Posted on March 29th, 2012 by

A blog post by Assistant Director Deborah Cardin.

On March 15, the JMM re-launched our Leo V. Berger Immigrant’s Trunk program with a special program to honor our program benefactors, Harry and John Kassap and the Leo V. Berger Fund; to pay tribute to actor Tim King, who originated the role of Saul Bernstein in 2002 and who, sadly, passed away last spring; and to introduce actor D. Grant Cloyd, our new Saul. From the photos below, you can see that the program was a smashing success!

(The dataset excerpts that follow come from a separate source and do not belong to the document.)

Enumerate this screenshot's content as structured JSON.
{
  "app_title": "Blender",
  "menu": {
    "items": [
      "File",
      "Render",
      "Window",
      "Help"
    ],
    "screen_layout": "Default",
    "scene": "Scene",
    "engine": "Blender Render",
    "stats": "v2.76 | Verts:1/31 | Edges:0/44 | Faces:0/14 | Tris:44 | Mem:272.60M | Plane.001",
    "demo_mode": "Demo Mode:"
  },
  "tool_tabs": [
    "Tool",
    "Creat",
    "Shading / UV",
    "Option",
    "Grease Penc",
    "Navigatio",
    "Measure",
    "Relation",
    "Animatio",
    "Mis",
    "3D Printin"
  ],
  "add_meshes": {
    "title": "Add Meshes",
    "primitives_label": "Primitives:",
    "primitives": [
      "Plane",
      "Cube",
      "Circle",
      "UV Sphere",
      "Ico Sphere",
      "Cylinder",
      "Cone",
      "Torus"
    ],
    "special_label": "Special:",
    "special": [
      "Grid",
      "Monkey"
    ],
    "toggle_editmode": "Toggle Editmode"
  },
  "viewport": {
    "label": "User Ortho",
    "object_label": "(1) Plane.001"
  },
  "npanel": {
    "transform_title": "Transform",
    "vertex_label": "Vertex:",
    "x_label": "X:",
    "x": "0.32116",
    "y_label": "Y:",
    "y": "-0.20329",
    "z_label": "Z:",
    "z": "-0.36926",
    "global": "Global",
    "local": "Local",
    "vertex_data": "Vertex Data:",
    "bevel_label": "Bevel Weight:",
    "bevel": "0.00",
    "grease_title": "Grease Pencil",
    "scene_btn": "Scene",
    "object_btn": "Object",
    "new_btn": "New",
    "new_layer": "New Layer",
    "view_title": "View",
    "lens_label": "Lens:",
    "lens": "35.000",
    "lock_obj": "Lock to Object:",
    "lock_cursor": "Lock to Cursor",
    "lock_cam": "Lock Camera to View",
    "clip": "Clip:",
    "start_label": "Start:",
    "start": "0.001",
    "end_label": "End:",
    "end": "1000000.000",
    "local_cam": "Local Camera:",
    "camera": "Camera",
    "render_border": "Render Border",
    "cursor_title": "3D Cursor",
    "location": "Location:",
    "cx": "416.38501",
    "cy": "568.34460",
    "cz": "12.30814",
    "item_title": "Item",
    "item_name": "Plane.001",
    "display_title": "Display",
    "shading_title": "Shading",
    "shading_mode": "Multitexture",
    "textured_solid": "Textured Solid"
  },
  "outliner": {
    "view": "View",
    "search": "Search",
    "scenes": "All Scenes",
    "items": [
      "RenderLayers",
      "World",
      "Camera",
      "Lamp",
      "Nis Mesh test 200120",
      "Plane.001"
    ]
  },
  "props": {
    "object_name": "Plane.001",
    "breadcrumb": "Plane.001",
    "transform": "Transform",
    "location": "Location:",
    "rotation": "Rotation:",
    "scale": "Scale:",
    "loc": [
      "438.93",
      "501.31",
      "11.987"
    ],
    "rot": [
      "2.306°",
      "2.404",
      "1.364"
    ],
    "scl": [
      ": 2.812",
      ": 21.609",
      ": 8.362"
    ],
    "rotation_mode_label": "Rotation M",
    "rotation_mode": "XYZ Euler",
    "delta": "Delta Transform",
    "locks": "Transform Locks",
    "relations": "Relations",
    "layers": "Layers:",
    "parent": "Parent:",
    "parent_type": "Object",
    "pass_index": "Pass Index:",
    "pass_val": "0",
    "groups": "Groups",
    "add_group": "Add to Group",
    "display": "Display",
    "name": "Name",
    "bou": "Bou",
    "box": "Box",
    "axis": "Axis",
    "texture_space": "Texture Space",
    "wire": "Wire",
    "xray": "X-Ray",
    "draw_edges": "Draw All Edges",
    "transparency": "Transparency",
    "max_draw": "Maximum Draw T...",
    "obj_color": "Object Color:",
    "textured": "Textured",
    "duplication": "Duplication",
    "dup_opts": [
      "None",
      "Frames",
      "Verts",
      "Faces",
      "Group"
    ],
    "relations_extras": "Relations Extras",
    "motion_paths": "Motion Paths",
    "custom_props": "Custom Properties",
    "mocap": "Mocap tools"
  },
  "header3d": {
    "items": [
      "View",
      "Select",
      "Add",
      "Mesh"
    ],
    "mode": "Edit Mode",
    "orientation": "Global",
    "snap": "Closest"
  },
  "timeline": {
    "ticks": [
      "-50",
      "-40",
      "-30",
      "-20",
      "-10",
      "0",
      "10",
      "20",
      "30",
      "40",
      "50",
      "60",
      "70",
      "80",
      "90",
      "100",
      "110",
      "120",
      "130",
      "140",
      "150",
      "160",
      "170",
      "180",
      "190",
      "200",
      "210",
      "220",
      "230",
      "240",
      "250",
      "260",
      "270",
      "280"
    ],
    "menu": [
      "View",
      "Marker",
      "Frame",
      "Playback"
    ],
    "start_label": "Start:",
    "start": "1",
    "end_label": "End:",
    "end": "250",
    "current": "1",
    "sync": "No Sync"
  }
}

Actor Tim King originated the role of Saul Berstein in 2002 and was instrumental in the program’s inception and development. Tim touched the lives of everyone who saw him perform and inspired them to connect Saul’s story to their own personal narrative.  This photo of Tim King performing as Saul Bernstein demonstrates his talent in connecting with audiences of all backgrounds.

Thanks to our wonderful exhibition and collections staff, we were able to exhibit samples of Saul’s artwork from our collections. Visitors loved having the opportunity to see his work and to discover what a talented artist he was.

The JMM’s Immigrant’s Trunk living history performances have been generously supported since 2004 by the Leo V. Berger Fund. We are most grateful to Harry and John Kassap for their continued generosity that has allowed us to grow and expand this program to reach new and diverse audiences year after year.

Actor Grant Cloyd delivered a wonderful performance as Saul.

Audience members enjoyed examining the photos that Grant passed around during the performance of Saul at various times in his life.

I love this photo of Saul Bernstein. He had it taken just as he made the decision to leave his position as a partner in a dry goods store inWest Virginiato enroll at the Maryland Institute of Art.

We were delighted to host members of Saul’s family, including grandson Peter and great-grandson Connor. Peter delighted us by sharing family stories.